An AI-Based Framework for Assessing Sustainability Conflicts in Medical Device Development
Apala Chakrabarti
TL;DR
The paper tackles the challenge of identifying sustainability conflicts in medical device development by introducing two AI-assisted pipelines that use large language models to classify lifecycle stages and extract conflicts, combined with a structured MCDA to compute a composite sustainability score. It demonstrates the approach through case studies (mercury vs. digital thermometer; eyewear frames and lenses), showing how AI-enabled analysis yields scalable, data-driven decision support for early design. The work highlights how CE graphs and conflict-aware scoring can improve consistency and reduce subjective bias, while acknowledging limitations in automation and generalizability that motivate future research. Overall, the framework offers a principled, data-driven method for balancing environmental, economic, and social objectives in medical device design.
Abstract
Designing sustainable medical devices requires balancing environmental, economic, and social demands, yet trade-offs across these pillars are difficult to identify using manual assessment alone. Current methods depend heavily on expert judgment, lack standardisation, and struggle to integrate diverse lifecycle data, which leads to overlooked conflicts and inconsistent evaluations. This paper introduces an AI-driven framework that automates conflict detection.

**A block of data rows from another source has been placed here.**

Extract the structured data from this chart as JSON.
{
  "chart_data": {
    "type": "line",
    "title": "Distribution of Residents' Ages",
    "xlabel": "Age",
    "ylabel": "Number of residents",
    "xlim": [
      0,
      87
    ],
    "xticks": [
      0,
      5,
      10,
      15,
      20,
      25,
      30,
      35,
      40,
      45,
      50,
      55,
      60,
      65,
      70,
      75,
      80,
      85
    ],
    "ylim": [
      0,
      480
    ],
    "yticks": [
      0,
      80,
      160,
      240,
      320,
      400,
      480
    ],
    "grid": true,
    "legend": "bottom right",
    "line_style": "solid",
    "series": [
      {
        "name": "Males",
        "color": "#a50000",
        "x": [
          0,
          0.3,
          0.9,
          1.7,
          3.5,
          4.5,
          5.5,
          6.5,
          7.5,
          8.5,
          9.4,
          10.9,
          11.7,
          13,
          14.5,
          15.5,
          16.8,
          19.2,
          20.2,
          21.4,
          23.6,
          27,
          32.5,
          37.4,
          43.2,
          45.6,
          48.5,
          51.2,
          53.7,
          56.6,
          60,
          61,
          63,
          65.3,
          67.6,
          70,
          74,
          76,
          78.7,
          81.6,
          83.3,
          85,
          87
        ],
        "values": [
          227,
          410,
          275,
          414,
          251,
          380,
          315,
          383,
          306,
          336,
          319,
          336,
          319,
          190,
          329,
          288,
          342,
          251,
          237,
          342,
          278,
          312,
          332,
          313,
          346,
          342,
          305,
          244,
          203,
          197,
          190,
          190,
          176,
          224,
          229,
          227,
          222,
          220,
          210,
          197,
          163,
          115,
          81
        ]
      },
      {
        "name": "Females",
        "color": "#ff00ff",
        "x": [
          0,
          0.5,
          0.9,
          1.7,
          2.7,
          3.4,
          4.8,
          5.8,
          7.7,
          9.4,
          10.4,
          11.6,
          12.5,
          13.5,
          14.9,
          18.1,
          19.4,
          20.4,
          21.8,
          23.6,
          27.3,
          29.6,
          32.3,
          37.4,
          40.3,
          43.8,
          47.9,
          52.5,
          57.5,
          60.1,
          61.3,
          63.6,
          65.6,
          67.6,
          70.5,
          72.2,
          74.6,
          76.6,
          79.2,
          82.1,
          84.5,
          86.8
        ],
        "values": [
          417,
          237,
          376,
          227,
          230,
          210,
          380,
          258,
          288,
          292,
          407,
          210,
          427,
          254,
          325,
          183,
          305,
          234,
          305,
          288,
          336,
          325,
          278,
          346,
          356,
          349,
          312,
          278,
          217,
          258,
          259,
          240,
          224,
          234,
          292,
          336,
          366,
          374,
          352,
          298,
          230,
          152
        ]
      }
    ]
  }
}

Machine learning and natural language processing are used to extract trade-offs from design decisions, while Multi-Criteria Decision Analysis (MCDA) quantifies their magnitude through a composite sustainability score. The approach improves consistency, reduces subjective bias, and supports early design decisions. The results demonstrate how AI-assisted analysis provides scalable, data-driven support for sustainability evaluation in medical device development.